My Name is Lucy Barton
Elizabeth Strout has written a gentle book with no real plot or movement except back and forth in time. A young mother and writer is hospitalized for many weeks with a serious but undiagnosed illness. At her husband’s request, her estranged mother comes to stay with her–in her hospital room. She’s there 24 hours a day, refusing the cot she is offered, refusing to leave, or to sleep. This visit—the only way her mother seems capable of saying, “I love you,” –brings up painful memories of the unhealthy, dysfunctional family they shared. Lucy realizes “… how our roots were twisted so tenaciously around one another’s hearts.”
While there, the mother relates stories of other people’s unhappy marriages, seemingly unaware of her own. Lucy reflects, “I have said before: It interests me how we find ways to feel superior to another person, another group of people. It happens everywhere, and all the time. Whatever we call it, I think it’s the lowest part of who we are, this need to find someone else to put down.”
“Lonely was the first flavor I had tasted in my life, and it was always there, hidden inside the cervices of my mouth, reminding me.”
When her mother-in-law reminds her that she “comes from nothing,” it rankles her. “But I think: No one in this world comes from nothing.” Indeed, the “nothing” others may see is the stuff from which we create our lives.
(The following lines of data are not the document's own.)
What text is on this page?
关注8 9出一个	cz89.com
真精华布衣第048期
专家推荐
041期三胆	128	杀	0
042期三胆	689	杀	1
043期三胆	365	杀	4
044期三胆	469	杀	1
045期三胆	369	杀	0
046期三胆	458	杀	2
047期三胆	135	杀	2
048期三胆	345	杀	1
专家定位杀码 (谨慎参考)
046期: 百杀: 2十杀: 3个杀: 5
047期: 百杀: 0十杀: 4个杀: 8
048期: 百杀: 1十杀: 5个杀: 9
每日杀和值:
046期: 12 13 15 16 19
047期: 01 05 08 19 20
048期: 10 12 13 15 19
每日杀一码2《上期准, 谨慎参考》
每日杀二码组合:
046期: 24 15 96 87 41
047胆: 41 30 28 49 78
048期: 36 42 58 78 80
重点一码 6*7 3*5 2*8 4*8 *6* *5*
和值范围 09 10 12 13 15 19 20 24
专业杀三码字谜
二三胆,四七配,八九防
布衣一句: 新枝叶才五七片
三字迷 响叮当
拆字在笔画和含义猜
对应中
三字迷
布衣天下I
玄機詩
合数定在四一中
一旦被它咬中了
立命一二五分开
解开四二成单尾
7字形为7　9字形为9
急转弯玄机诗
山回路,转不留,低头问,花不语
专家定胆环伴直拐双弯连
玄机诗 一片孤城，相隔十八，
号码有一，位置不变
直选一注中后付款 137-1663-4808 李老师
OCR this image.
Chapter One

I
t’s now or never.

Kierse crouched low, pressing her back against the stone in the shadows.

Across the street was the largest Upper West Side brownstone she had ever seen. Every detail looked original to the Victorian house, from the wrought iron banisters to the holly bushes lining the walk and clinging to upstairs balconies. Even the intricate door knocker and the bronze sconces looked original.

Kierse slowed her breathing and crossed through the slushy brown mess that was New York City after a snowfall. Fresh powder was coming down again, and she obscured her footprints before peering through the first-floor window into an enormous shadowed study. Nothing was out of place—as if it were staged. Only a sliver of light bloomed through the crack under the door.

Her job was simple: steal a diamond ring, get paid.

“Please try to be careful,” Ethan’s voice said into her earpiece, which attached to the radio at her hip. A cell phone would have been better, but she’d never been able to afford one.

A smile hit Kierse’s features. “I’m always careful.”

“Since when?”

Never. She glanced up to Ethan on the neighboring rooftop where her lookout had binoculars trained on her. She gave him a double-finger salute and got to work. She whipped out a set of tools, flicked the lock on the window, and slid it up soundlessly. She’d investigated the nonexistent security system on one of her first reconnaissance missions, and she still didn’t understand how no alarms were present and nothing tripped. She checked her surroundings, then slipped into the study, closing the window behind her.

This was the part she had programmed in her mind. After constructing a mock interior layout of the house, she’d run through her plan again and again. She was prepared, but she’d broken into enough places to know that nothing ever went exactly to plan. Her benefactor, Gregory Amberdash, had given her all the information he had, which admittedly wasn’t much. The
Nothing isn’t nothing.
School and books save Lucy. As she writes her novel, her mentor assures her, “You will have only one story… You’ll write your one story many ways. Don’t ever worry about story. You have only one.” Her advice is to go “… to the page with a heart as open as the heart of God.” And she does.
While Strout’s writing is poignant and evocative, I was left wanting more of a pay-off or big reveal. I remember having similar thoughts when I read Olive Kittridge. Have you read either of these? What did you think? Is there enough here to make a good story?